Let me emphasize that my opinion in this article is by no means an endorsement of any position in any of the chieftaincy issues mentioned. The mention was only made to elaborate the point about our recent history with chieftaincy issues.

In 2005 we had a situation where the Bolewura’s Son, one Alhassan Hambi was running riots all over the place, claiming he was the “Crown Prince of Bole”. He was given wide audience, especially in the nation’s capital, Accra. In spite of the potential consequences such claims had for our Chieftaincy Institution, nothing much was done. At the time he was doing it his father never bat an eyelid, at least, not that I know of. But this had the potential of sowing seeds of discord with damning consequences.

It is not the fault of the youth that the chiefs pack their palaces with “Yes-men” at best and Bootlickers at worse, who would only tell the Chiefs what they want to hear rather than what they need to hear. It is not the fault of the youth that certain people decide they have enough influence to be chiefs even though they were not qualified. It is also not the fault of the youth that certain claimants to chieftaincy titles stick stubbornly to their claims, even though the deck of available evidence is stuck up against them.

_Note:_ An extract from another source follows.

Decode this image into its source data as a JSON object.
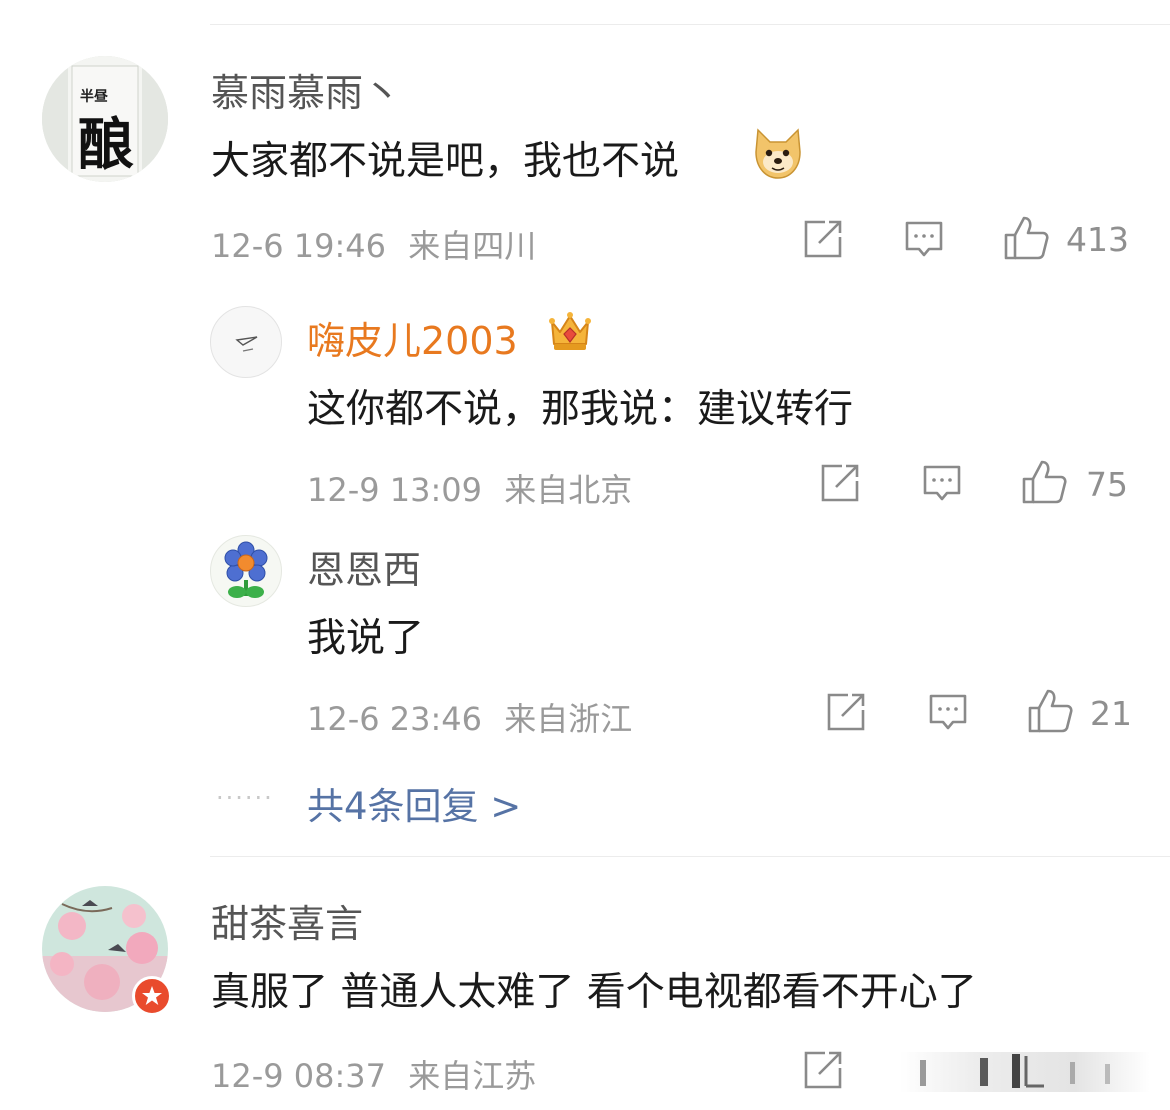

With all the logic at my disposal, it is my position that the problems of Chieftaincy are not caused by the youth; and while I may agree with any call or even a challenge to the youth to stay out of trouble, I am at great pains to see how the youth are responsible for the creeping chieftaincy mess that is gradually climbing up our knees.

Unless we properly diagnose the problem, we can be no where near getting a solution to it. But you cannot even begin to diagnose a problem when you have identified the wrong culprit. In my view the real culprits are feeding fat on all of our confidence in the chieftaincy institution; they are no where else but in the various palaces.

Yes, Hon. Boniface, your challenge isaccepted, but with all due reverence, the diagnosis was a bit short on accuracy.

All the same, let the debate begin.

Mohammed Gausu C/o Buipewura’s Palace Buipe, N/R.